Quand la pauvreté rime avec courage
Par benerice-jette
L’histoire de Karine
Il est fréquent aujourd’hui de voir des familles reconstituées. Pour certains, cette formule fonctionne à merveille et chacun y trouve son compte, tant sur le plan affectif que financier. Cependant, pour d’autres, cette alternative peut s’avérer un véritable casse-tête à gérer.
Résidente des Laurentides, Karine (nom fictif) a 29 ans. Elle est mère de deux enfants d’âge rapproché lorsque son conjoint la quitte du jour au lendemain. «On se chicanait. Il n’était pas assez présent et c’était difficile de tout faire toute seule. On était jeunes et il sortait beaucoup. Un matin il est parti avec son sac à dos. J’ai contacté ses parents, ses amis, et personne n’a pu me dire où il était. Je ne l’ai jamais revu. J’ai élevé seule mes enfants, tout en travaillant à faire des ménages, en échangeant des demi-journées de gardiennage avec une amie, pour me libérer», raconte Karine.
L’appartement qu’elle louait nécessitant des réparations, le propriétaire avait trouvé un homme à tout faire dans les annonces classées. Entre lui et Karine, ce fut le coup de foudre. «Il était plus âgé que moi, avait déjà deux enfants, et semblait sérieux.»
Cependant, quatre ans plus tard, la vie en rose avait pâli: «Je l’aimais, mais j’ai découvert qu’il était joueur compulsif. Il jouait tout notre argent, en loterie, en paris, aux cartes avec des amis. C’est triste mais je l’ai quitté. Au début, il venait voir les enfants, mais il ne vient plus. Il n’arrive pas à garder d’emploi, et je sais aussi qu’il boit», explique Karine.
Relevant ses manches, Karine a tout mis en œuvre pour que ses enfants ne manquent de rien: «Il faut que je reste forte pour ma p’tite gang.» La p’tite gang de Karine, c’est aujourd’hui son poupon de 22 mois de sa relation avec son ex-conjoint, ses enfants de 6 et 7 ans et demi de sa relation passée, ainsi que les enfants de son ex-conjoint âgés de 9 et 13 ans, dont elle a eu la garde temporaire, revue annuellement: «Malgré mon petit revenu, j’ai été jugée la plus apte à m’occuper des enfants. Leur père est joueur et leur mère est bipolaire. Ils ont demandé eux-mêmes à
rester avec moi et mes enfants. On est la seule vraie famille qu’ils ont connue, et on est bien ensemble», mentionne Karine.

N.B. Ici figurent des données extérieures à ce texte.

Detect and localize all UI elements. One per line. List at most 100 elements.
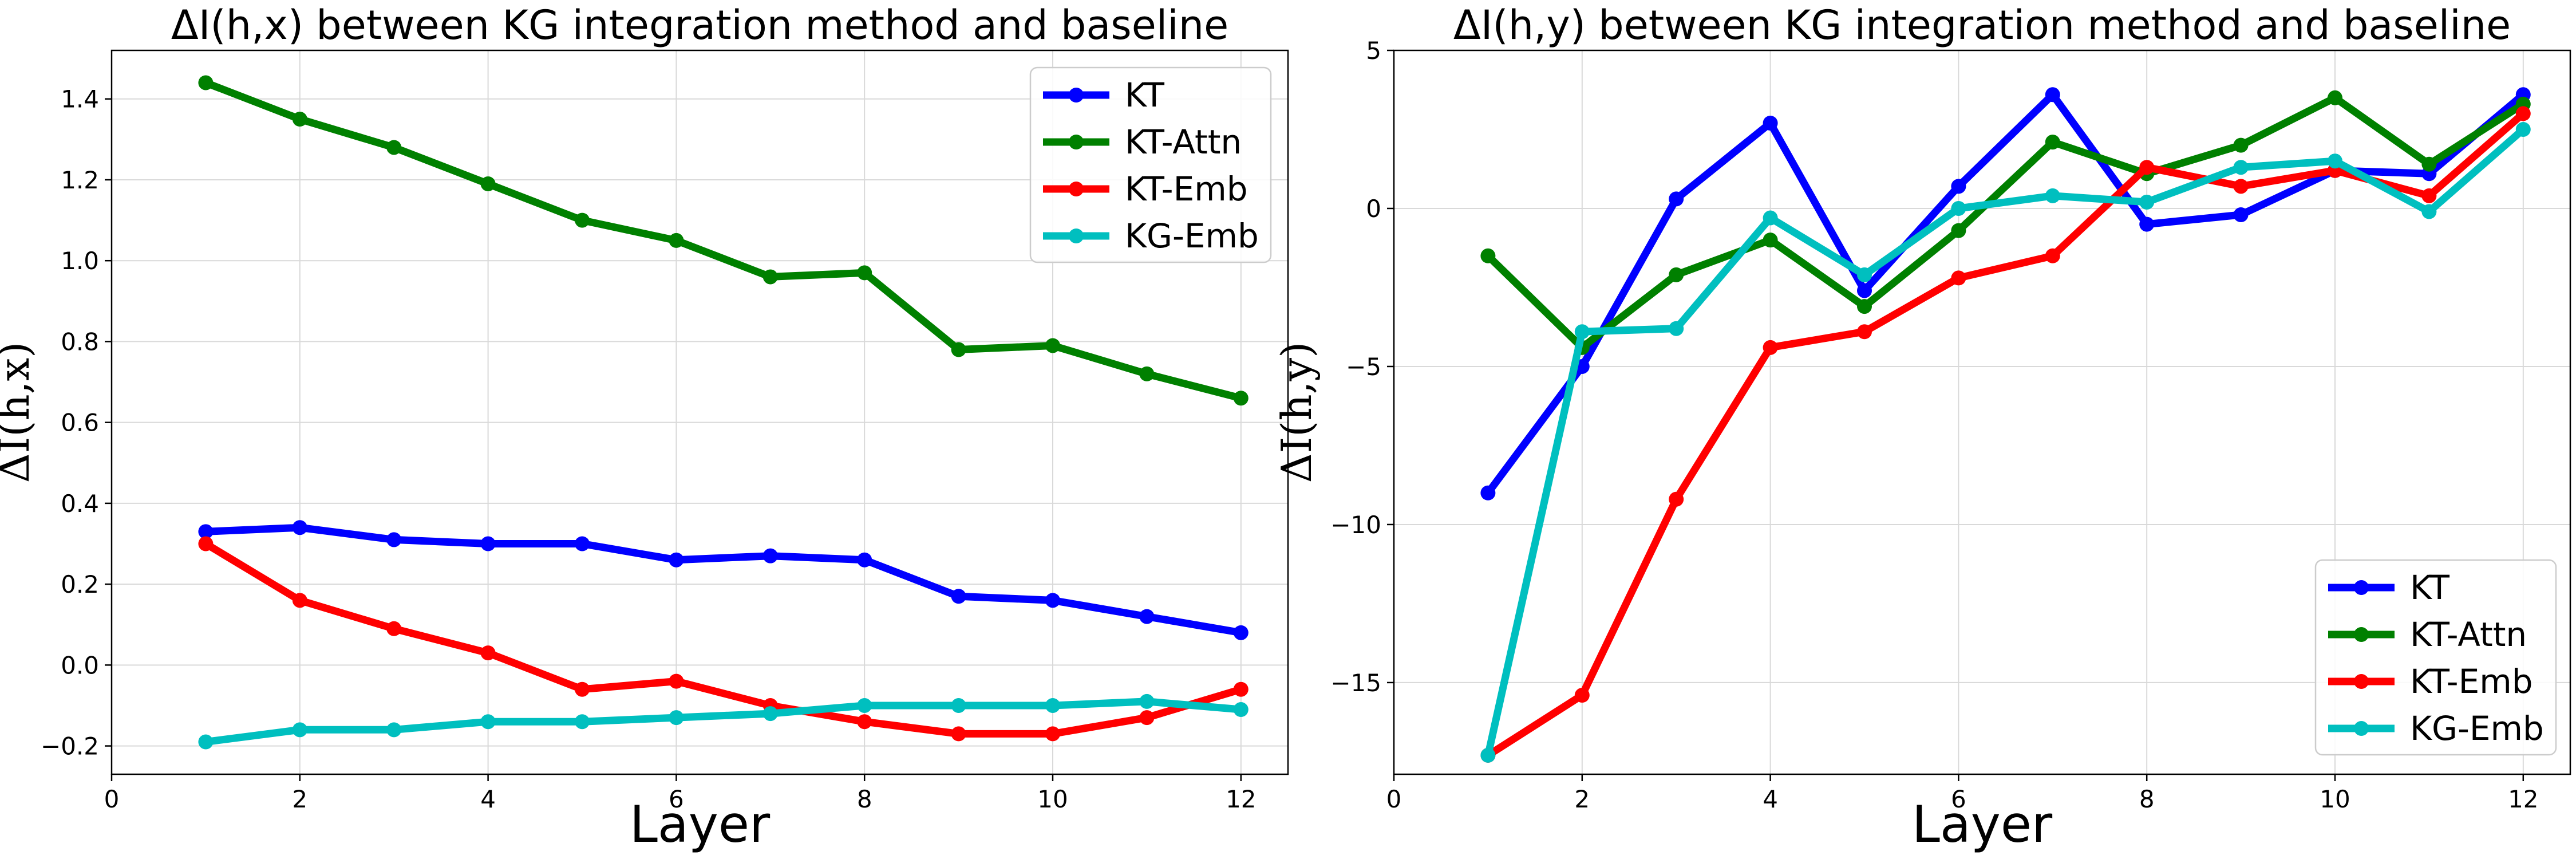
data-point-kt <box>2045 87 2060 103</box>
data-point-kt-attn <box>762 269 778 285</box>
data-point-kt-emb <box>1139 710 1155 726</box>
legend-swatch-marker <box>2354 674 2369 689</box>
legend-label: KT-Attn <box>2410 615 2527 654</box>
data-point-kt-attn <box>198 75 214 90</box>
data-point-kg-emb <box>762 706 778 722</box>
data-point-kg-emb <box>951 698 966 713</box>
data-point-kt <box>386 532 402 547</box>
data-point-kg-emb <box>1857 267 1872 282</box>
data-point-kt-attn <box>2421 156 2437 172</box>
data-point-kt-emb <box>2233 179 2249 194</box>
y-tick-label: −5 <box>1346 353 1381 381</box>
data-point-kt <box>198 524 214 539</box>
data-point-kt-attn <box>1669 267 1684 282</box>
series-line-kt-attn <box>202 79 1245 402</box>
data-point-kt-attn <box>2233 137 2249 153</box>
data-point-kt-emb <box>1951 270 1966 286</box>
legend-swatch-marker <box>1069 88 1084 103</box>
series-line-kt-emb <box>202 540 1245 738</box>
y-tick-label: 0.8 <box>61 328 99 356</box>
y-tick-label: −0.2 <box>41 732 99 761</box>
x-tick-label: 2 <box>292 785 307 813</box>
data-point-kt-emb <box>1857 324 1872 340</box>
legend-box <box>2314 559 2557 756</box>
data-point-kg-emb <box>1045 698 1060 713</box>
y-tick-label: −10 <box>1330 511 1381 539</box>
data-point-kt-attn <box>386 140 402 155</box>
data-point-kt <box>857 552 872 568</box>
legend-label: KT-Emb <box>1125 170 1248 208</box>
data-point-kt <box>1480 485 1496 501</box>
plot-frame <box>1393 49 2571 775</box>
data-point-kt <box>2233 207 2249 223</box>
data-point-kg-emb <box>1669 321 1684 336</box>
data-point-kg-emb <box>1233 702 1249 718</box>
data-point-kg-emb <box>2233 160 2249 175</box>
data-point-kg-emb <box>2328 153 2342 169</box>
legend-swatch-marker <box>1069 182 1084 196</box>
data-point-kt <box>1857 283 1872 298</box>
data-point-kt <box>480 536 496 551</box>
data-point-kt-emb <box>1233 681 1249 697</box>
y-tick-label: −15 <box>1330 669 1381 697</box>
chart-title: ΔI(h,x) between KG integration method an… <box>171 2 1228 49</box>
legend: KT KT-Attn KT-Emb KG-Emb <box>2314 559 2557 756</box>
x-tick-label: 4 <box>1763 785 1778 813</box>
x-axis-label: Layer <box>630 795 771 854</box>
y-tick-label: 0 <box>1366 195 1381 223</box>
data-point-kt-attn <box>1763 233 1778 248</box>
x-tick-label: 8 <box>2139 785 2155 813</box>
legend-label: KG-Emb <box>2410 709 2544 748</box>
x-tick-label: 10 <box>2320 785 2350 813</box>
chart-title: ΔI(h,y) between KG integration method an… <box>1453 2 2511 49</box>
x-tick-label: 12 <box>2508 785 2538 813</box>
data-point-kt-emb <box>292 593 307 608</box>
x-axis-label: Layer <box>1912 795 2053 854</box>
data-point-kg-emb <box>1763 210 1778 226</box>
y-tick-label: 5 <box>1366 37 1381 65</box>
data-point-kt-emb <box>1763 340 1778 355</box>
x-tick-label: 6 <box>669 785 684 813</box>
legend: KT KT-Attn KT-Emb KG-Emb <box>1029 66 1272 263</box>
data-point-kg-emb <box>1480 747 1496 763</box>
data-point-kt <box>951 589 966 604</box>
data-point-kt-emb <box>1669 491 1684 507</box>
y-tick-label: 1.0 <box>61 247 99 275</box>
legend-label: KT-Attn <box>1125 123 1242 161</box>
data-point-kt-attn <box>575 212 590 228</box>
y-tick-label: 0.2 <box>61 570 99 598</box>
data-point-kt <box>1669 191 1684 207</box>
data-point-kt-attn <box>1857 299 1872 314</box>
x-tick-label: 2 <box>1574 785 1590 813</box>
data-point-kt <box>292 520 307 535</box>
legend-label: KT <box>1125 76 1165 115</box>
data-point-kt-emb <box>951 726 966 742</box>
series-line-kt-emb <box>1484 109 2527 759</box>
data-point-kt <box>1763 115 1778 131</box>
data-point-kg-emb <box>2515 121 2531 137</box>
data-point-kt-emb <box>857 714 872 730</box>
legend-swatch-marker <box>1069 135 1084 149</box>
data-point-kg-emb <box>669 710 684 726</box>
legend-swatch-marker <box>1069 228 1084 243</box>
data-point-kg-emb <box>857 698 872 713</box>
legend-swatch-marker <box>2354 721 2369 736</box>
data-point-kt-emb <box>2139 160 2155 175</box>
x-tick-label: 8 <box>857 785 872 813</box>
data-point-kt-emb <box>669 673 684 689</box>
data-point-kg-emb <box>2139 194 2155 210</box>
legend-label: KG-Emb <box>1125 216 1259 255</box>
data-point-kg-emb <box>292 722 307 738</box>
data-point-kt <box>1045 593 1060 608</box>
data-point-kg-emb <box>1574 324 1590 340</box>
y-tick-label: 1.4 <box>61 85 99 113</box>
x-tick-label: 0 <box>104 785 120 813</box>
legend-swatch-marker <box>2354 580 2369 595</box>
data-point-kt-emb <box>2045 248 2060 263</box>
data-point-kt <box>1139 609 1155 624</box>
legend-box <box>1029 66 1272 263</box>
x-tick-label: 10 <box>1037 785 1068 813</box>
data-point-kt-attn <box>2328 90 2342 105</box>
data-point-kt <box>669 552 684 568</box>
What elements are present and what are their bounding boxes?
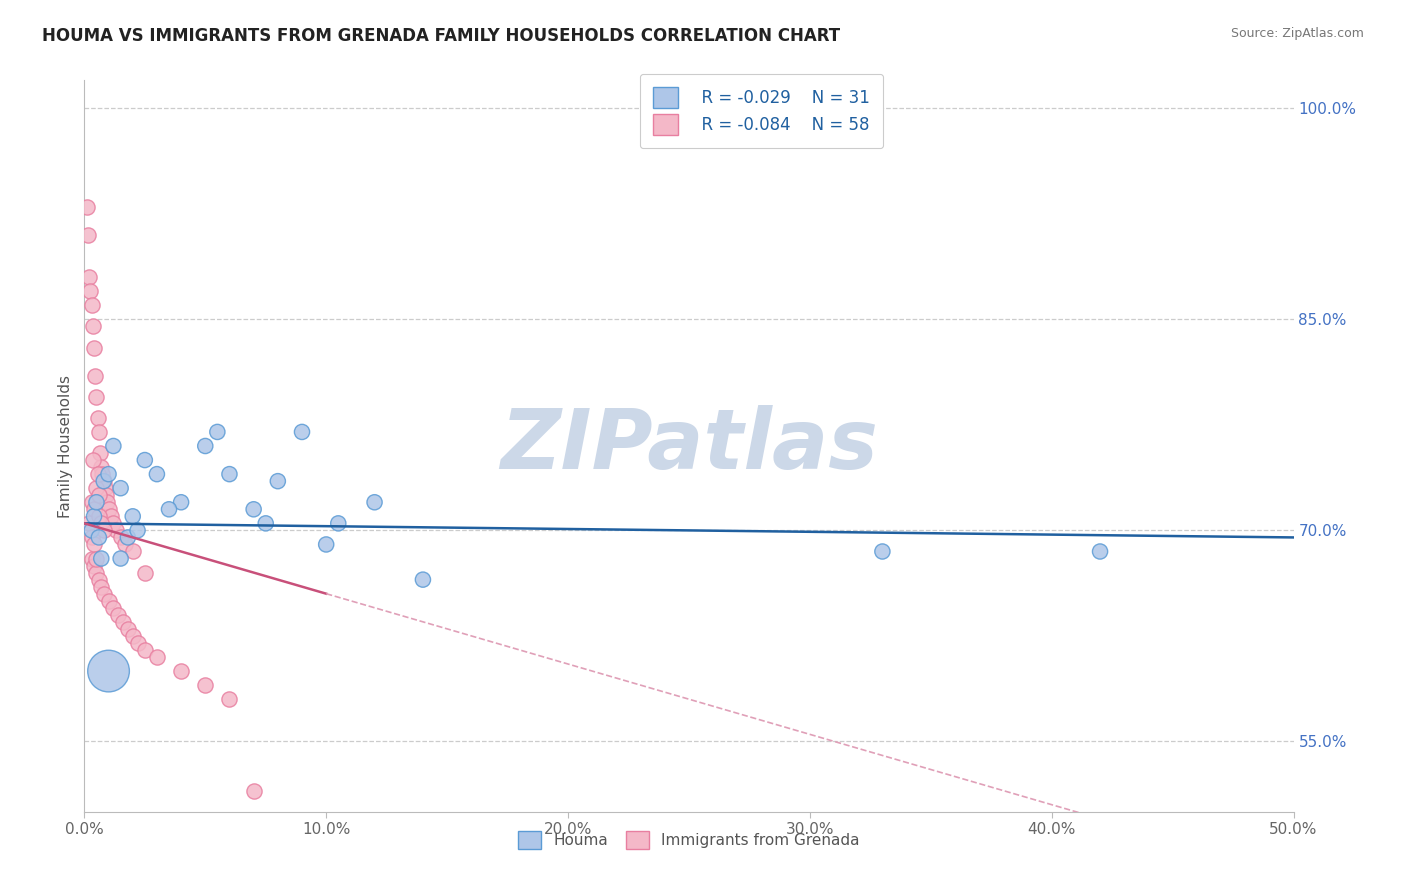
Point [97, 467, 120, 482]
Point [89, 446, 111, 460]
Point [267, 474, 290, 488]
Point [82, 453, 104, 467]
Point [157, 502, 180, 516]
Point [121, 544, 143, 558]
Point [86, 390, 108, 404]
Point [218, 467, 240, 482]
Point [110, 551, 132, 566]
Point [121, 509, 143, 524]
Point [87, 573, 110, 587]
Point [134, 566, 156, 580]
Point [86, 410, 108, 425]
Point [80, 298, 103, 312]
Point [170, 495, 193, 509]
Point [83, 537, 105, 551]
Point [97, 664, 120, 678]
Point [170, 664, 193, 678]
Point [194, 678, 217, 692]
Point [97, 502, 120, 516]
Point [76, 200, 98, 214]
Point [117, 530, 139, 544]
Point [218, 692, 240, 706]
Point [83, 502, 105, 516]
Point [315, 537, 337, 551]
Point [83, 509, 105, 524]
Point [86, 495, 108, 509]
Text: ZIPatlas: ZIPatlas [501, 406, 877, 486]
Point [80, 530, 103, 544]
Point [121, 629, 143, 643]
Point [86, 467, 108, 482]
Point [127, 636, 149, 650]
Point [127, 524, 149, 538]
Point [242, 783, 264, 797]
Point [86, 551, 108, 566]
Point [134, 643, 156, 657]
Point [96, 495, 118, 509]
Point [86, 481, 108, 495]
Point [87, 509, 110, 524]
Point [412, 573, 434, 587]
Point [90, 460, 112, 475]
Point [90, 551, 112, 566]
Point [93, 474, 115, 488]
Point [97, 593, 120, 607]
Point [82, 319, 104, 334]
Point [112, 615, 135, 629]
Point [87, 530, 110, 544]
Point [114, 537, 136, 551]
Point [84, 368, 107, 383]
Point [94, 481, 117, 495]
Point [80, 551, 103, 566]
Point [134, 453, 156, 467]
Point [103, 516, 125, 531]
Point [110, 481, 132, 495]
Point [94, 488, 117, 502]
Point [104, 524, 127, 538]
Point [91, 467, 114, 482]
Point [872, 544, 894, 558]
Point [207, 425, 229, 439]
Point [77, 227, 100, 242]
Point [146, 467, 169, 482]
Point [242, 502, 264, 516]
Point [86, 566, 108, 580]
Point [83, 341, 105, 355]
Point [90, 580, 112, 594]
Point [291, 425, 314, 439]
Point [110, 530, 132, 544]
Point [107, 607, 129, 622]
Legend: Houma, Immigrants from Grenada: Houma, Immigrants from Grenada [512, 824, 866, 855]
Point [117, 622, 139, 636]
Point [77, 516, 100, 531]
Point [87, 488, 110, 502]
Point [80, 495, 103, 509]
Point [90, 516, 112, 531]
Point [93, 474, 115, 488]
Text: Source: ZipAtlas.com: Source: ZipAtlas.com [1230, 27, 1364, 40]
Point [363, 495, 385, 509]
Point [328, 516, 350, 531]
Point [103, 600, 125, 615]
Point [87, 425, 110, 439]
Point [83, 558, 105, 573]
Point [100, 509, 122, 524]
Point [146, 650, 169, 665]
Point [1088, 544, 1111, 558]
Point [194, 439, 217, 453]
Point [93, 587, 115, 601]
Point [80, 524, 103, 538]
Text: HOUMA VS IMMIGRANTS FROM GRENADA FAMILY HOUSEHOLDS CORRELATION CHART: HOUMA VS IMMIGRANTS FROM GRENADA FAMILY … [42, 27, 841, 45]
Point [79, 285, 101, 299]
Point [254, 516, 277, 531]
Point [77, 270, 100, 285]
Y-axis label: Family Households: Family Households [58, 375, 73, 517]
Point [103, 439, 125, 453]
Point [93, 524, 115, 538]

Malgré son lot de bonheur, la famille vient avec des coûts. «Le premier papa a disparu dans la brume, le deuxième n’a pas souscrit à l’aide-sociale et n’a pas d’emploi, et j’ai réussi à obtenir une saisie de salaire chez la mère des grands, qui se résume à 315$ par mois, déclare Karine. Mes revenus sont de 1656 $ de l’aide-sociale et de 315 $ de la saisie, par mois. Mes dépenses sont de 425 $ pour mon loyer, chauffage et électricité inclus, car j’habite le bas de la maison d’une dame bien gentille, avec qui j’ai conclu l’entente de payer un petit loyer en échange de ménages chez-elle. Mensuellement, au minimum, mon essence coûte 160 $, le téléphone 50 $, mes assurances 59 $, les couches 22 $, et le plus gros passe dans la nourriture pour six: environ 1000 $ par mois», énumère Karine.
Les revenus de cette dernière, s’élevant à 1927 $, auxquels on soustrait ses dépenses de 1716 $, le calcul donne 255 $, soit environ 64 $ par semaine, pour tout le reste. Et ce reste n’est pas négligeable. «Il y a les frais et le matériel scolaire, l’entretien de la voiture, les plaques, le permis, les vêtements. Et là, c’est l’hiver, il faut changer les pneus, et acheter aux enfants des habits de neige, des bottes. Ils se passent les vêtements, et j’achète usagé, mais les bottes c’est un incontournable. Usées, elles prennent l’eau. Alors je pige dans mon budget pour en acheter des neuves», note la maman.
«Avec cinq enfants, la vie est parfois un cirque, mais je l’aime mon cirque. Il faut juste continuer d’avancer. Dans deux ans le petit va aller à la pré-
maternelle, et je veux retourner travailler à temps-plein. J’ai espoir que les choses vont se placer», conclut Karine.